Trumps Begnadigungen: Der oberste Putschist lässt seine faschistischen Schläger von der Leine

Mitglieder der „Oath Keepers“ vor dem US-Kapitol, Washington, 6. Januar 2021 [AP Photo/Manuel Balce Ceneta]

Noch am Montagabend, direkt nach seiner Amtsübernahme, begnadigte Präsident Donald Trump die Teilnehmer des Sturms auf das US-Kapitol vom 6. Januar 2021. Dies war ein Akt der Anstachelung zu offener Gewalt gegen all diejenigen, die sich seiner Politik widersetzen.

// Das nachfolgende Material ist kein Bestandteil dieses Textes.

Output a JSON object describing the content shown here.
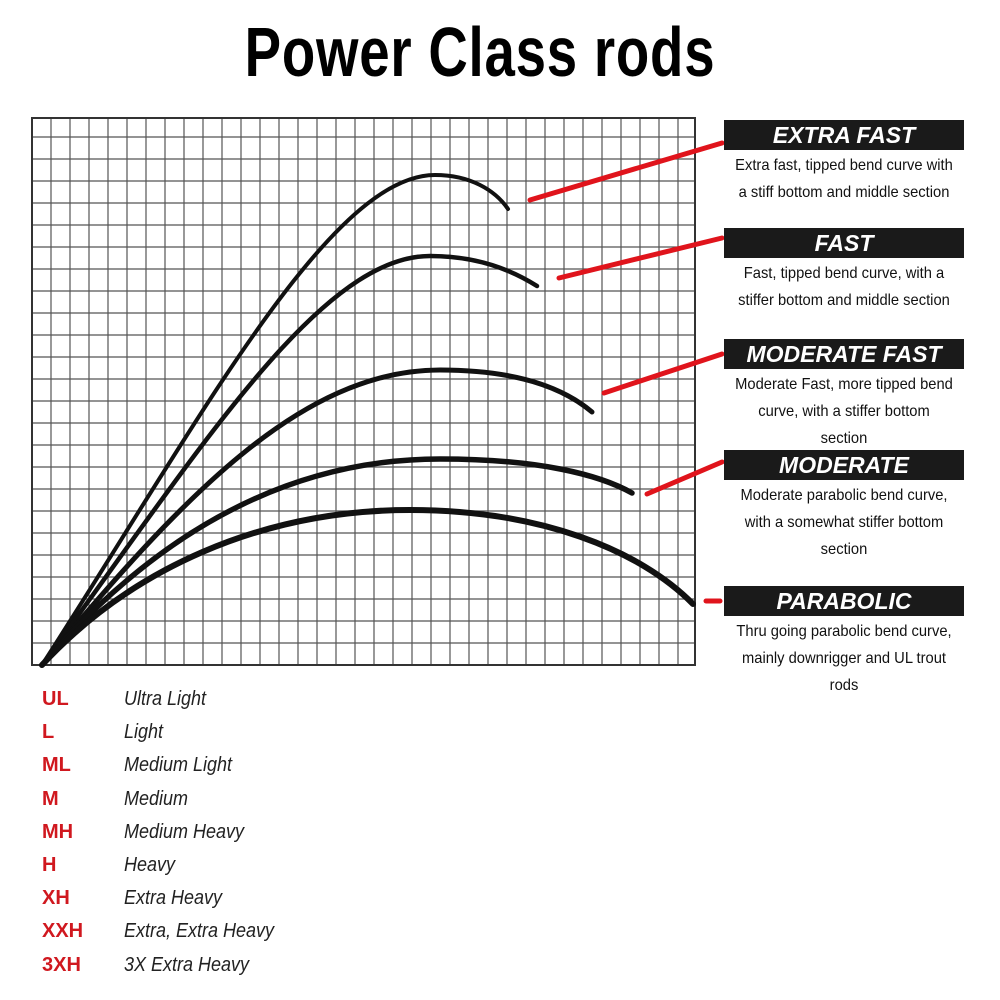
{
  "title": "Power Class rods",
  "accent_red": "#d0181f",
  "actions": [
    {
      "name": "EXTRA FAST",
      "desc": "Extra fast, tipped bend curve with a stiff bottom and middle section"
    },
    {
      "name": "FAST",
      "desc": "Fast, tipped bend curve, with a stiffer bottom and middle section"
    },
    {
      "name": "MODERATE FAST",
      "desc": "Moderate Fast, more tipped bend curve, with a stiffer bottom section"
    },
    {
      "name": "MODERATE",
      "desc": "Moderate parabolic bend curve, with a somewhat stiffer bottom section"
    },
    {
      "name": "PARABOLIC",
      "desc": "Thru going parabolic bend curve, mainly downrigger and UL trout rods"
    }
  ],
  "power_classes": [
    {
      "abbr": "UL",
      "name": "Ultra Light"
    },
    {
      "abbr": "L",
      "name": "Light"
    },
    {
      "abbr": "ML",
      "name": "Medium Light"
    },
    {
      "abbr": "M",
      "name": "Medium"
    },
    {
      "abbr": "MH",
      "name": "Medium Heavy"
    },
    {
      "abbr": "H",
      "name": "Heavy"
    },
    {
      "abbr": "XH",
      "name": "Extra Heavy"
    },
    {
      "abbr": "XXH",
      "name": "Extra, Extra Heavy"
    },
    {
      "abbr": "3XH",
      "name": "3X Extra Heavy"
    }
  ]
}
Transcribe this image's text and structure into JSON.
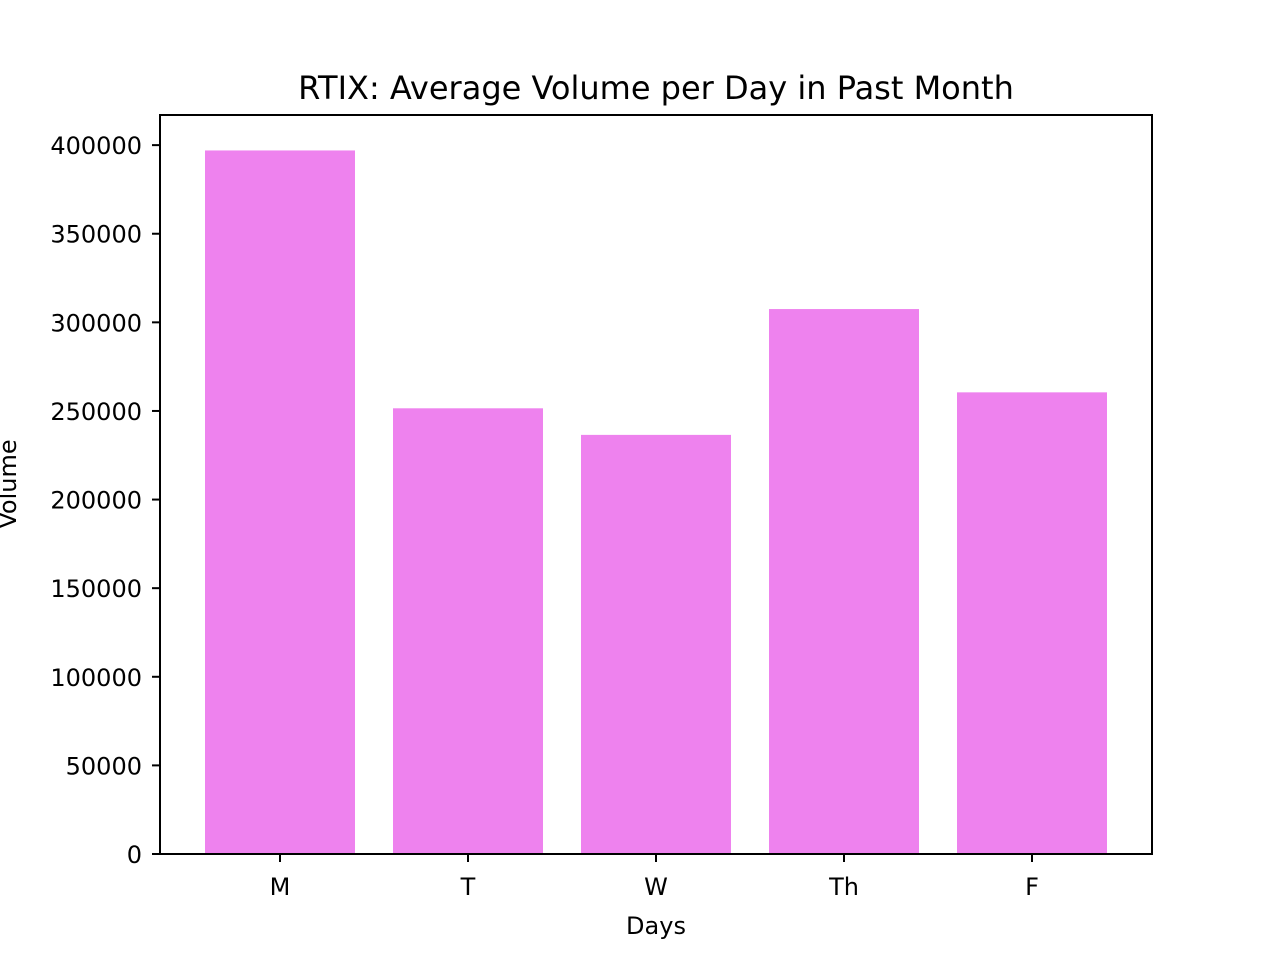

Die „J6-Geiseln“, wie Trump sie bezeichnet hat, strömten vor vier Jahren auf seinen Befehl hin zum Kapitol, ausgestattet mit den unterschiedlichsten Waffen, da sie Zugang zu Munitions- und Waffendepots hatten. Sie wüteten in den Kongresshallen und -büros, entschlossen, jeden zu ergreifen und hinzurichten, der sich Trump in den Weg stellen würde. Beispielsweise errichteten sie einen Galgen, um den Vizepräsidenten der USA zu hängen.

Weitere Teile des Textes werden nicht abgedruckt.